Current regulatory policies of both the US Food and Drug Administration and Drug Enforcement Administration do not delineate automatic exceptions for biologics with respect to preclinical assessments for abuse liability of all new entities. As defined in current guidance documents and drug control policies, an exception may be given upon thorough review of available data, therapeutic target and in consultation with the Controlled Substances Staff within the Center for Drug Evaluation and Research of the FDA, but a blanket exception for all biological entities is not currently available. We review the abuse liability testing of four known biologics with definitive positive abuse liability signals in the three core abuse liability assays, self-administration, drug discrimination, and dependence potential described in the FDA draft guidance document.

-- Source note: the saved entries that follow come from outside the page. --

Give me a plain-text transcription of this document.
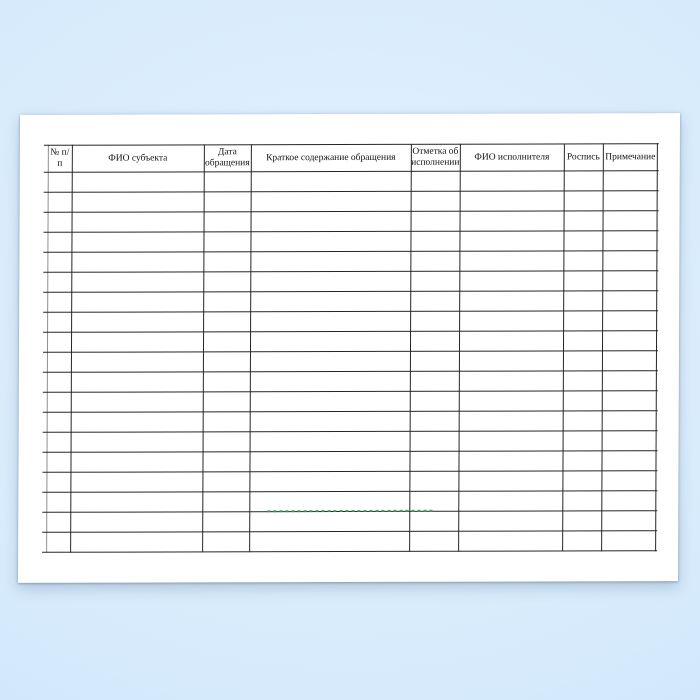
№ п/п
ФИО субъекта
Дата обращения
Краткое содержание обращения
Отметка об исполнении
ФИО исполнителя	Роспись Примечание
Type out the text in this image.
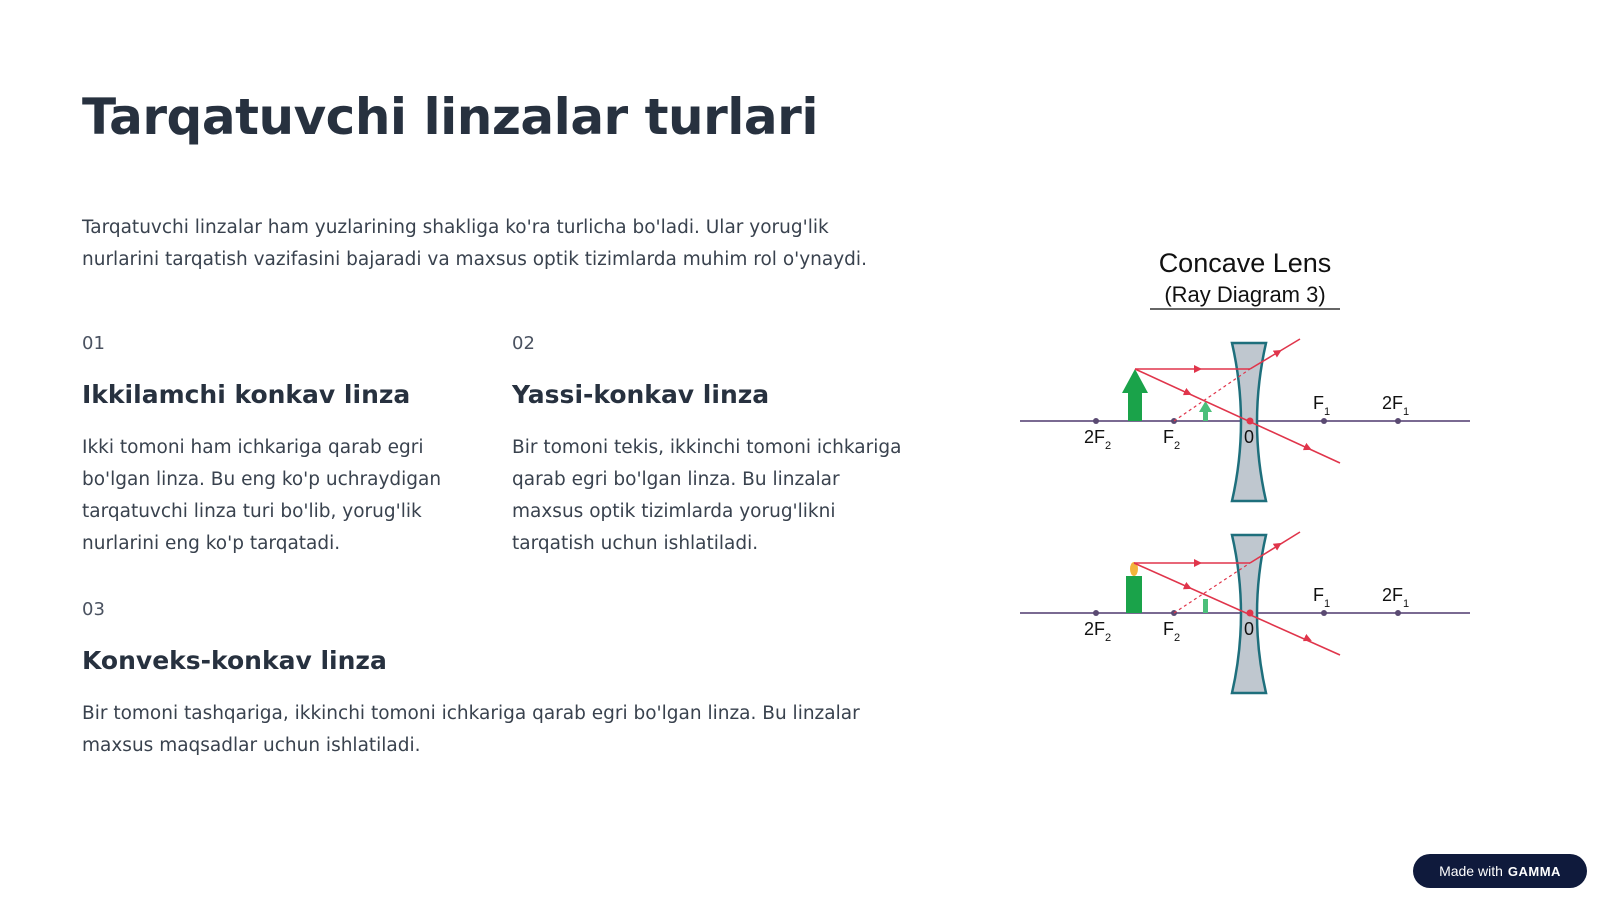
Tarqatuvchi linzalar turlari
Tarqatuvchi linzalar ham yuzlarining shakliga ko'ra turlicha bo'ladi. Ular yorug'lik nurlarini tarqatish vazifasini bajaradi va maxsus optik tizimlarda muhim rol o'ynaydi.
01
Ikkilamchi konkav linza
Ikki tomoni ham ichkariga qarab egri bo'lgan linza. Bu eng ko'p uchraydigan tarqatuvchi linza turi bo'lib, yorug'lik nurlarini eng ko'p tarqatadi.
02
Yassi-konkav linza
Bir tomoni tekis, ikkinchi tomoni ichkariga qarab egri bo'lgan linza. Bu linzalar maxsus optik tizimlarda yorug'likni tarqatish uchun ishlatiladi.
03
Konveks-konkav linza
Bir tomoni tashqariga, ikkinchi tomoni ichkariga qarab egri bo'lgan linza. Bu linzalar maxsus maqsadlar uchun ishlatiladi.
Concave Lens
(Ray Diagram 3)
$F_1$	$2F_1$
$2F_2$	$F_2$	0
$F_1$	$2F_1$
$2F_2$	$F_2$	0
Made with GAMMA
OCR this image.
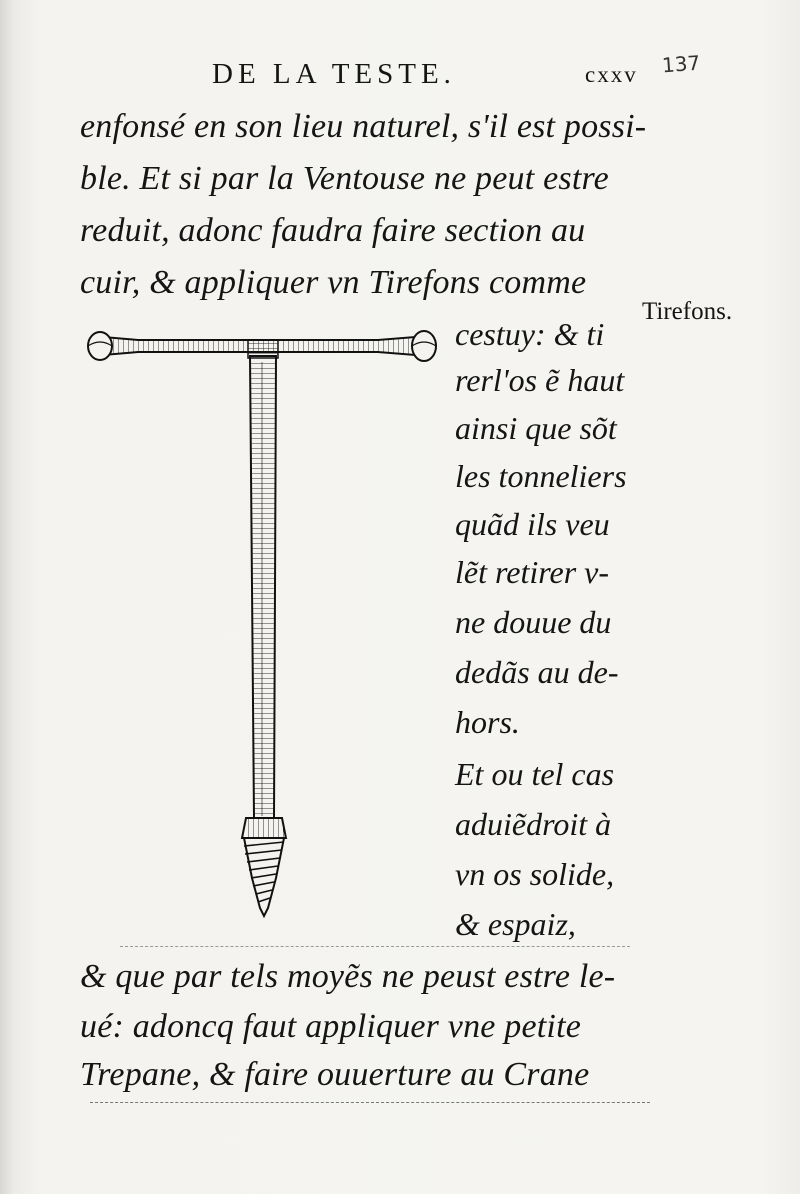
DE LA TESTE.	cxxv 137
enfonsé en son lieu naturel, s'il est possi-
ble. Et si par la Ventouse ne peut estre
reduit, adonc faudra faire section au
cuir, & appliquer vn Tirefons comme
Tirefons.
cestuy: & ti
rerl'os ẽ haut
ainsi que sõt
les tonneliers
quãd ils veu
lẽt retirer v-
ne douue du
dedãs au de-
hors.
Et ou tel cas
aduiẽdroit à
vn os solide,
& espaiz,
& que par tels moyẽs ne peust estre le-
ué: adoncq faut appliquer vne petite
Trepane, & faire ouuerture au Crane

Interestingly, while all four examplars have positive abuse liability signals in all three assays, two of these biologics are controlled under the Comprehensive Drug Abuse and Control Act (CSA, 1970) and the other two are not currently controlled. Admittedly, these four biologics are small molecule entities. However, there is no reference to “molecular size” in the legally-binding statutory definition of biologics under the FD&C act or in the Controlled Substances Act. Neither of these drug control policy mandates have a bifurcated control status in which to make exceptions based solely on molecular size. With the current pharmaceutical focus on new technologies, such as “Trojan Horses”, targeting the active transport of large molecule entities directly into the CNS, an argument to automatically exempt new molecular entities solely on molecular size is untenable. We argue that for the safety and health of general public the current regulatory control status be maintained until definitive criteria for exceptions can be identified and amended to both the FD&CA and CSA, if warranted.